2005 Fiscal Year Annual Research Report
分子学的手法を用いたドナー細胞の選択によるクローンマウス生産の効率化
Project/Area Number |
03J06379
|
Research Institution | Tokyo University of Agriculture |
Principal Investigator |
小野 由紀子 東京農業大学, 応用生物科学部, 特別研究員(PD)
|
Keywords | クローンマウス / 胎盤 / 核移植 / 受精卵クローン / 初期胚 / マイクロアレイ解析 / シングルセルPCR / 内部細胞塊 |
Research Abstract |
受精卵の発生過程においてどの過程で全能性の可逆性が失われるのか、また、体細胞クローンマウスは特徴的な胎盤の形態的異常が生じるが、この原因となる遺伝子の変化が初期発生のどのステージで生じるのかを調べるため、着床前胚(4細胞、8細胞、桑実胚期胚、胚盤胞期胚)とEmbryonic Stem(胚性幹)細胞をドナー核としてクローンを構築し、発生率と胎盤組織の異常性について検討した。
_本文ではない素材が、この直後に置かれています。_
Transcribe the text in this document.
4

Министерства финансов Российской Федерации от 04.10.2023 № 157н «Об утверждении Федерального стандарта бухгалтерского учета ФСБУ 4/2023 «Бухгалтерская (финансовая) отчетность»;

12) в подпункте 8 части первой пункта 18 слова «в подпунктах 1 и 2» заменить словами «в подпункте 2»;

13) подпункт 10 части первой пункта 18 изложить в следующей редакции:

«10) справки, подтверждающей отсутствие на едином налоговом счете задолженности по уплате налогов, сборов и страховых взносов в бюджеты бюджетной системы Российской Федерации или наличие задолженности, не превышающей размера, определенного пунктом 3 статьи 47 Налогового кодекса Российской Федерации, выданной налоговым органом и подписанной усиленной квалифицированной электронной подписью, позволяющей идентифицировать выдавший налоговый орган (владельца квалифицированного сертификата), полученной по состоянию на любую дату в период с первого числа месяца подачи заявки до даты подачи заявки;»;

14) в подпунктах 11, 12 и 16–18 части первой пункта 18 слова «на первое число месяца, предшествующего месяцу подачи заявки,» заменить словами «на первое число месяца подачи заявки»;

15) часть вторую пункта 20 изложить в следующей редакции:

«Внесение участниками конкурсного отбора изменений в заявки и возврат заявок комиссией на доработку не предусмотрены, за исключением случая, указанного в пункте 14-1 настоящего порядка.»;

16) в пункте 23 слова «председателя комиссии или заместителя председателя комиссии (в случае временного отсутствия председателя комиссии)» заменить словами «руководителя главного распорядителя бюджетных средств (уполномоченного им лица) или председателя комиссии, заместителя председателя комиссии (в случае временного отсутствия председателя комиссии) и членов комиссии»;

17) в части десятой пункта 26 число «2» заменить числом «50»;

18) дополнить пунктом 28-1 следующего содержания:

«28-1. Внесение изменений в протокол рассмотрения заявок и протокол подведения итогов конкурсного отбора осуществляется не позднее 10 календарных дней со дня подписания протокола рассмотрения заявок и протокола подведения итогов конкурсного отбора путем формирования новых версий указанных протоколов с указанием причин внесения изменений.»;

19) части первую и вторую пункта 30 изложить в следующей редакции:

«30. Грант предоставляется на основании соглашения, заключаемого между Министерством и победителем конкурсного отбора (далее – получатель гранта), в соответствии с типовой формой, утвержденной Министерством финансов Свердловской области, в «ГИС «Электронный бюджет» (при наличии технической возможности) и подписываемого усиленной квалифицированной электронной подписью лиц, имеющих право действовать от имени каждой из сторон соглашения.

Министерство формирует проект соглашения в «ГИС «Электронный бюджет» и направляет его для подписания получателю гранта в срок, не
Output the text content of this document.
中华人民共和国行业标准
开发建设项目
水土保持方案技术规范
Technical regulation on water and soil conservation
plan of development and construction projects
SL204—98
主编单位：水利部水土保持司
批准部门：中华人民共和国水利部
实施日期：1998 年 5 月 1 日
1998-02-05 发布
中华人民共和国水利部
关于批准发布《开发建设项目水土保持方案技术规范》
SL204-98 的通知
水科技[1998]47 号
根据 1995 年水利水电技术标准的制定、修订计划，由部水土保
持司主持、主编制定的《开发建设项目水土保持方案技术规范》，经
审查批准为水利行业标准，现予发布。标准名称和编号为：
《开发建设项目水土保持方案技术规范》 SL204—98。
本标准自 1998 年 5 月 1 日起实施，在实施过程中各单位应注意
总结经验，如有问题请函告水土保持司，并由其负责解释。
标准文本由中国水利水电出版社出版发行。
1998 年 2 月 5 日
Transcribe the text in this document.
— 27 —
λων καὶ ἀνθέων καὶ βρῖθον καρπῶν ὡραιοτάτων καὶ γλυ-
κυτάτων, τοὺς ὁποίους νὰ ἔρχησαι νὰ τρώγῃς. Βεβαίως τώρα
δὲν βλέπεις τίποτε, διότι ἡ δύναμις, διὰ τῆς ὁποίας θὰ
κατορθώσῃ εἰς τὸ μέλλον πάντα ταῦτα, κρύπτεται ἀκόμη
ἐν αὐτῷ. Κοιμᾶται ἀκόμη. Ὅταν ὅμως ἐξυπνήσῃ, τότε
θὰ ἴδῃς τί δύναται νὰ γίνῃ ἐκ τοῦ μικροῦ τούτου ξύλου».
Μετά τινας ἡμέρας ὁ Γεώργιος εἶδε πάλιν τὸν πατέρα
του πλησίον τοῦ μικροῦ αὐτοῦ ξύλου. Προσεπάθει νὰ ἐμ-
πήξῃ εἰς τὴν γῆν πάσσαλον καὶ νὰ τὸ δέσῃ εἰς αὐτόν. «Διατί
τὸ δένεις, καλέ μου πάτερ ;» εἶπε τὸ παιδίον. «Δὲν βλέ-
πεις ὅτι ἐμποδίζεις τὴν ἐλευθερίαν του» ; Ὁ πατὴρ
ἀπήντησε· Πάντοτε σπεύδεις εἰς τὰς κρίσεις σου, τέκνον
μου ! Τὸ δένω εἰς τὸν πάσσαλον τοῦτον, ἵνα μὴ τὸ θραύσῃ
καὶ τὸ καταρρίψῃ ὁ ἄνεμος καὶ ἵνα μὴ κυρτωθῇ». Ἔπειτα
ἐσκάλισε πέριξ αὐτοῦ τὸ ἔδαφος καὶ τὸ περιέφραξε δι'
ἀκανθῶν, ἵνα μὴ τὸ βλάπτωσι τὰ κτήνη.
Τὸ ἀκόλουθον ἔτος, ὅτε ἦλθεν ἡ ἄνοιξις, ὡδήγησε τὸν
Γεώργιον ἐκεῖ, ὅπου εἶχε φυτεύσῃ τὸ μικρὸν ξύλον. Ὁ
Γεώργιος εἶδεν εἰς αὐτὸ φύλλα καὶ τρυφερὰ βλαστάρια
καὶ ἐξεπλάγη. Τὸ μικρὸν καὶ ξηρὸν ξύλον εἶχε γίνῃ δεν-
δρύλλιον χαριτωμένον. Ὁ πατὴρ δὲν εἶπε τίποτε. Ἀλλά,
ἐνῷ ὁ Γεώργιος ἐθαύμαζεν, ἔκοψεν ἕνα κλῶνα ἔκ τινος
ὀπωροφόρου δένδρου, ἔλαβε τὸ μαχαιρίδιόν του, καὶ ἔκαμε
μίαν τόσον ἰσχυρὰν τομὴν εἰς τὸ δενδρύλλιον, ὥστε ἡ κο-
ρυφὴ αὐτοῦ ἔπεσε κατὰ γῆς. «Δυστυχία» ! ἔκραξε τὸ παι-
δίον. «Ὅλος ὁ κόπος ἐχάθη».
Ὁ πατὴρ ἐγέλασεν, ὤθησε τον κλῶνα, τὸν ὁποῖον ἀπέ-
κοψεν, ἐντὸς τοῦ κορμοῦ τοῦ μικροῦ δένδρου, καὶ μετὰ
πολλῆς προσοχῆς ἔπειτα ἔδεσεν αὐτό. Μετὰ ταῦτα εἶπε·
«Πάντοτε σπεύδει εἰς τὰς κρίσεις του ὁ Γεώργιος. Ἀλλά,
その結果、胚盤胞以降の細胞をドナーとした場合に成功率が著しく低下することが明らかになった(3? 6%)。このことから、胚盤胞以降に生じる遺伝子の変化がクローンマウスの発生を妨げる原因となっていることが示唆された。胎盤では4細胞期由来のクローンですでにtrophoblastic giant cellの巨大化が認められ、ICMクローンの一部の個体では体細胞クローンに典型的な重量増加とspongiotrophoblast layerの形態学的異常が認められた。このことから、体細胞クローンのみならず、受精卵クローンでも胚体外組織の異常が生じており、胚盤胞由来のクローンでより重度になっていることが明らかになった。 現在、マイクロアレイは遺伝子発現を解析するツールとして多用されているが、従来のマイクロアレイ解析には1000細胞程度以上のRNA量が必要とされる。一方で、極少数の細胞が決定的な役割を果たす生命現象は数多く見つかっており、これらの細胞における定量的な遺伝子発現解析は重要な意味を持つ。我々は、細胞から抽出した極微少量の転写産物(mRNA)を、高い定量性を維持したまま高効率に増幅するPCR法を開発し、単一細胞レベルでのマイクロアレイ解析を可能にした。また、この方法を用いて、マウス胞胚期の内部細胞塊(inner cell mass ; ICM)における遺伝子発現を単一細胞レベルで解析し、ICMには2つの異なる細胞集団が存在するらしいことを突き止めた。